The law, AB 1300, gives Los Angeles and other California cities authority to restrict the location and operation of marijuana dispensaries and file civil or criminal claims against violators.
While The Farmacy on Gayley Avenue is the only Westwood dispensary with the proper permits, other dispensaries frequently pop up, said Christopher Koontz, planning deputy for Los Angeles City Council District 5.

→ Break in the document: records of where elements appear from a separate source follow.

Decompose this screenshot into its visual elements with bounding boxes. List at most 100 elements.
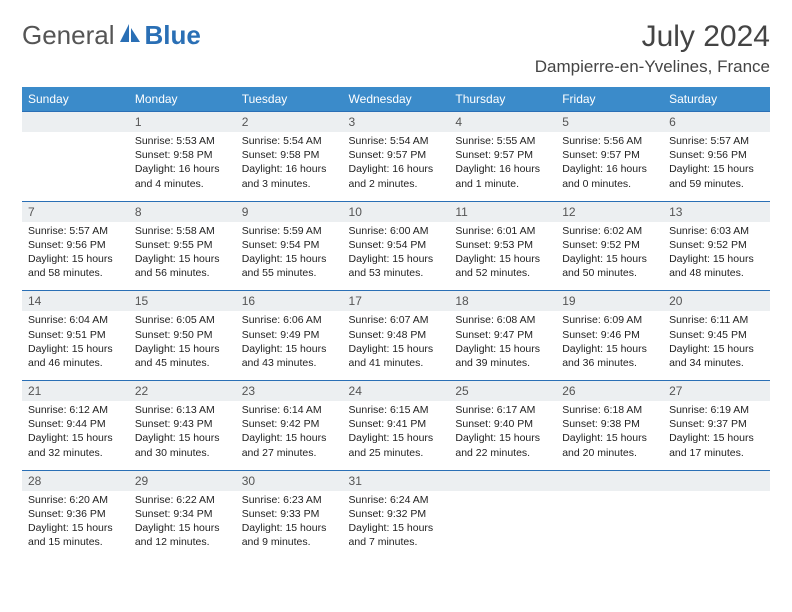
day-info-line: Sunset: 9:45 PM <box>669 328 764 342</box>
day-info-line: and 48 minutes. <box>669 266 764 280</box>
daynum-row: 123456 <box>22 112 770 133</box>
day-number: 10 <box>343 201 450 222</box>
title-block: July 2024 Dampierre-en-Yvelines, France <box>535 20 770 77</box>
dow-header: Friday <box>556 87 663 112</box>
day-number <box>556 470 663 491</box>
day-info-line: Daylight: 15 hours <box>242 252 337 266</box>
day-info-line: and 50 minutes. <box>562 266 657 280</box>
day-info-line: Sunset: 9:34 PM <box>135 507 230 521</box>
brand-logo: General Blue <box>22 20 201 51</box>
day-number: 4 <box>449 112 556 133</box>
day-info-row: Sunrise: 6:12 AMSunset: 9:44 PM Daylight:… <box>22 401 770 470</box>
daynum-row: 21222324252627 <box>22 381 770 402</box>
day-cell: Sunrise: 6:01 AMSunset: 9:53 PMDaylight:… <box>449 222 556 291</box>
day-info-line: Sunrise: 5:59 AM <box>242 224 337 238</box>
day-info-line: Sunset: 9:54 PM <box>242 238 337 252</box>
day-cell: Sunrise: 6:11 AMSunset: 9:45 PMDaylight:… <box>663 311 770 380</box>
day-info-line: Daylight: 15 hours <box>242 342 337 356</box>
day-number: 29 <box>129 470 236 491</box>
day-cell: Sunrise: 5:58 AMSunset: 9:55 PMDaylight:… <box>129 222 236 291</box>
day-info-line: Daylight: 15 hours <box>562 431 657 445</box>
day-info-line: Sunset: 9:38 PM <box>562 417 657 431</box>
day-info-line: Daylight: 15 hours <box>455 431 550 445</box>
day-info-line: Sunset: 9:49 PM <box>242 328 337 342</box>
day-info-line: Sunset: 9:56 PM <box>669 148 764 162</box>
day-cell: Sunrise: 6:06 AMSunset: 9:49 PMDaylight:… <box>236 311 343 380</box>
day-info-line: and 30 minutes. <box>135 446 230 460</box>
day-info-line: Sunset: 9:33 PM <box>242 507 337 521</box>
day-cell: Sunrise: 6:20 AMSunset: 9:36 PMDaylight:… <box>22 491 129 560</box>
day-info-line: Daylight: 15 hours <box>135 521 230 535</box>
day-number: 6 <box>663 112 770 133</box>
day-info-line: Daylight: 15 hours <box>669 252 764 266</box>
header: General Blue July 2024 Dampierre-en-Yvel… <box>22 20 770 77</box>
day-cell: Sunrise: 5:59 AMSunset: 9:54 PMDaylight:… <box>236 222 343 291</box>
day-info-line: Daylight: 15 hours <box>349 521 444 535</box>
day-number: 14 <box>22 291 129 312</box>
dow-header: Saturday <box>663 87 770 112</box>
day-number: 20 <box>663 291 770 312</box>
day-info-line: and 34 minutes. <box>669 356 764 370</box>
day-info-line: Sunset: 9:42 PM <box>242 417 337 431</box>
day-info-line: Sunrise: 6:08 AM <box>455 313 550 327</box>
day-info-line: and 2 minutes. <box>349 177 444 191</box>
day-number: 1 <box>129 112 236 133</box>
dow-header: Thursday <box>449 87 556 112</box>
day-cell <box>663 491 770 560</box>
day-info-line: Sunrise: 6:02 AM <box>562 224 657 238</box>
day-cell: Sunrise: 6:14 AMSunset: 9:42 PMDaylight:… <box>236 401 343 470</box>
day-number: 25 <box>449 381 556 402</box>
day-info-line: Sunset: 9:52 PM <box>669 238 764 252</box>
day-info-line: and 41 minutes. <box>349 356 444 370</box>
dow-header: Tuesday <box>236 87 343 112</box>
day-info-line: Sunrise: 6:15 AM <box>349 403 444 417</box>
day-info-line: Sunset: 9:40 PM <box>455 417 550 431</box>
brand-word-2: Blue <box>145 20 201 51</box>
day-info-line: and 58 minutes. <box>28 266 123 280</box>
day-number: 22 <box>129 381 236 402</box>
day-cell: Sunrise: 6:08 AMSunset: 9:47 PMDaylight:… <box>449 311 556 380</box>
day-info-line: and 46 minutes. <box>28 356 123 370</box>
day-info-line: Sunset: 9:50 PM <box>135 328 230 342</box>
day-number: 5 <box>556 112 663 133</box>
day-info-line: Sunset: 9:55 PM <box>135 238 230 252</box>
day-cell: Sunrise: 6:23 AMSunset: 9:33 PMDaylight:… <box>236 491 343 560</box>
day-number: 17 <box>343 291 450 312</box>
brand-word-1: General <box>22 20 115 51</box>
dow-row: SundayMondayTuesdayWednesdayThursdayFrid… <box>22 87 770 112</box>
day-info-row: Sunrise: 6:20 AMSunset: 9:36 PMDaylight:… <box>22 491 770 560</box>
day-info-line: Sunset: 9:58 PM <box>242 148 337 162</box>
day-info-line: Sunrise: 5:54 AM <box>242 134 337 148</box>
day-cell: Sunrise: 6:00 AMSunset: 9:54 PMDaylight:… <box>343 222 450 291</box>
day-info-line: Sunrise: 5:53 AM <box>135 134 230 148</box>
day-info-line: Sunrise: 6:06 AM <box>242 313 337 327</box>
day-info-line: Sunrise: 6:12 AM <box>28 403 123 417</box>
day-number: 2 <box>236 112 343 133</box>
day-info-line: Sunset: 9:41 PM <box>349 417 444 431</box>
day-number <box>449 470 556 491</box>
day-info-line: Daylight: 15 hours <box>349 252 444 266</box>
sail-icon <box>119 20 141 51</box>
day-info-line: Sunset: 9:44 PM <box>28 417 123 431</box>
day-info-line: and 39 minutes. <box>455 356 550 370</box>
day-info-line: and 32 minutes. <box>28 446 123 460</box>
day-info-line: Sunrise: 6:13 AM <box>135 403 230 417</box>
day-number: 3 <box>343 112 450 133</box>
day-info-line: and 20 minutes. <box>562 446 657 460</box>
day-info-line: and 55 minutes. <box>242 266 337 280</box>
day-info-line: Sunset: 9:51 PM <box>28 328 123 342</box>
day-info-line: Sunrise: 6:17 AM <box>455 403 550 417</box>
day-info-line: and 1 minute. <box>455 177 550 191</box>
day-info-line: Sunset: 9:43 PM <box>135 417 230 431</box>
day-number: 19 <box>556 291 663 312</box>
day-info-line: and 7 minutes. <box>349 535 444 549</box>
day-number: 26 <box>556 381 663 402</box>
day-number: 28 <box>22 470 129 491</box>
day-info-line: Daylight: 15 hours <box>28 521 123 535</box>
day-number: 11 <box>449 201 556 222</box>
calendar-table: SundayMondayTuesdayWednesdayThursdayFrid… <box>22 87 770 559</box>
day-number: 15 <box>129 291 236 312</box>
day-info-line: Sunset: 9:56 PM <box>28 238 123 252</box>
day-number: 21 <box>22 381 129 402</box>
day-info-line: Daylight: 16 hours <box>349 162 444 176</box>
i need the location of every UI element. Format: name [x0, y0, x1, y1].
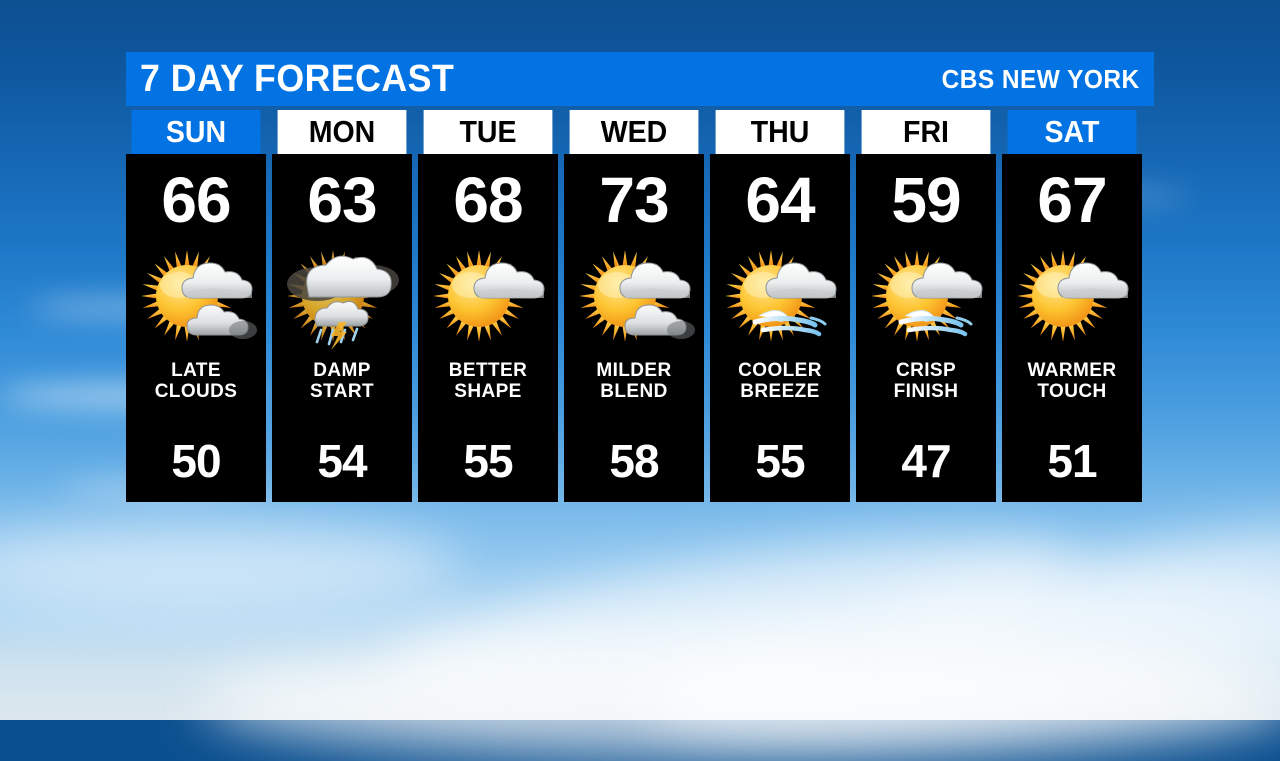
condition-line-1: LATE — [171, 360, 221, 381]
forecast-day-column[interactable]: TUE 68 — [418, 110, 558, 502]
condition-line-2: START — [310, 381, 374, 403]
cloud-wisp — [200, 640, 1280, 760]
low-temperature: 55 — [463, 435, 513, 487]
forecast-day-column[interactable]: SUN 66 — [126, 110, 266, 502]
condition-description: BETTER SHAPE — [449, 360, 527, 403]
sun-cloud-wind-icon — [861, 238, 991, 356]
condition-line-1: COOLER — [738, 360, 822, 381]
day-body: 68 BETTER — [418, 154, 558, 502]
day-body: 73 — [564, 154, 704, 502]
high-temperature: 63 — [307, 164, 377, 236]
day-header: THU — [715, 110, 845, 154]
low-temperature: 54 — [317, 435, 367, 487]
high-temperature: 67 — [1037, 164, 1107, 236]
low-temperature: 50 — [171, 435, 221, 487]
forecast-day-column[interactable]: FRI 59 — [856, 110, 996, 502]
day-header: SAT — [1007, 110, 1137, 154]
day-header: SUN — [131, 110, 261, 154]
low-temperature: 55 — [755, 435, 805, 487]
low-temperature: 47 — [901, 435, 951, 487]
high-temperature: 66 — [161, 164, 231, 236]
day-header: FRI — [861, 110, 991, 154]
condition-line-2: FINISH — [893, 381, 959, 403]
high-temperature: 68 — [453, 164, 523, 236]
forecast-day-column[interactable]: THU 64 — [710, 110, 850, 502]
day-body: 67 WARMER — [1002, 154, 1142, 502]
condition-description: COOLER BREEZE — [738, 360, 822, 403]
condition-line-1: BETTER — [448, 360, 528, 381]
storm-cloud-rain-sun-icon — [277, 238, 407, 356]
forecast-day-column[interactable]: WED 73 — [564, 110, 704, 502]
day-header: MON — [277, 110, 407, 154]
forecast-day-column[interactable]: MON 63 — [272, 110, 412, 502]
high-temperature: 73 — [599, 164, 669, 236]
low-temperature: 51 — [1047, 435, 1097, 487]
condition-line-2: SHAPE — [454, 381, 522, 403]
high-temperature: 64 — [745, 164, 815, 236]
day-body: 64 — [710, 154, 850, 502]
condition-line-2: BLEND — [600, 381, 668, 403]
condition-description: MILDER BLEND — [596, 360, 671, 403]
condition-description: CRISP FINISH — [894, 360, 959, 403]
day-header: TUE — [423, 110, 553, 154]
high-temperature: 59 — [891, 164, 961, 236]
forecast-columns: SUN 66 — [126, 110, 1154, 502]
day-header: WED — [569, 110, 699, 154]
condition-line-1: CRISP — [895, 360, 957, 381]
cloud-wisp — [0, 520, 460, 610]
condition-description: WARMER TOUCH — [1028, 360, 1117, 403]
day-body: 59 — [856, 154, 996, 502]
sun-cloud-wind-icon — [715, 238, 845, 356]
condition-line-1: WARMER — [1027, 360, 1117, 381]
day-body: 63 — [272, 154, 412, 502]
forecast-panel: 7 DAY FORECAST CBS NEW YORK SUN 66 — [126, 52, 1154, 502]
sun-one-cloud-icon — [1007, 238, 1137, 356]
sun-one-cloud-icon — [423, 238, 553, 356]
condition-line-2: CLOUDS — [154, 381, 238, 403]
day-body: 66 — [126, 154, 266, 502]
sun-two-clouds-icon — [569, 238, 699, 356]
sun-two-clouds-icon — [131, 238, 261, 356]
condition-line-2: BREEZE — [740, 381, 820, 403]
forecast-title-bar: 7 DAY FORECAST CBS NEW YORK — [126, 52, 1154, 106]
forecast-day-column[interactable]: SAT 67 — [1002, 110, 1142, 502]
low-temperature: 58 — [609, 435, 659, 487]
condition-description: DAMP START — [310, 360, 374, 403]
page-title: 7 DAY FORECAST — [140, 57, 455, 100]
condition-line-1: MILDER — [596, 360, 672, 381]
condition-line-2: TOUCH — [1037, 381, 1107, 403]
condition-line-1: DAMP — [313, 360, 371, 381]
condition-description: LATE CLOUDS — [155, 360, 238, 403]
station-branding: CBS NEW YORK — [941, 63, 1140, 94]
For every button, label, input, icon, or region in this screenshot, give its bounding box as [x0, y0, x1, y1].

These dispensaries are shut down for violating the medical marijuana ordinance imposed by the city earlier this year in January, which prevents dispensaries from opening within 1,000 feet of a school, park, library or another dispensary, Koontz said.
Nearly five of the dispensaries that have been shut down in Westwood, however, are suing the city on the grounds that the state only has the ability to create ordinances under the law, Koontz said.
The Westwood lawsuits are part of a larger 100 cases against the city by marijuana dispensaries, he said.
The recent legislation, however, is a step toward resolving the pending lawsuits, said Frank Mateljan, spokesman for the Los Angeles city attorney’s office.
As a clarification of the existing dispensary law, the new bill affirms the city’s claim to regulate dispensaries, Mateljan said.
“It simply gives us more solid foundation for our ordinance,” he said.
“The city attorney and the city council have made it a priority, while respecting patients’ ability to have access to medical marijuana, also respecting the will of the community in where these particular places could be located.”
As a result of the law, which will take effect Jan. 1, Westwood will go from having multiple dispensaries to having just one, which is in accordance with the city’s ordinance, Koontz said.
Susan Leahy, the manager of The Farmacy, said her business has been determined to be the only legal dispensary in Westwood Village.
“We have always complied and done everything correctly, but others are let in and are taking away business,” Leahy said.
Koontz said he is hopeful the law will allow authorities to focus on other issues in Westwood Village, including attracting new retailers and restaurants.
Because dispensaries pay high rents to set up shop, there is incentive for building owners to rent to dispensaries, rather than give their space to other businesses, Koontz said.
“It is hard to get (new business) because a dispensary doesn’t bring a lot of foot traffic ““ or the kind of foot traffic we want,” he said.
Under the bill, Koontz said the city will be able to enforce the dispensary ordinance and encourage people to return to Westwood.
For Leahy, the law will enforce industry regulation, which will provide patients with safe access to treatment in the Village.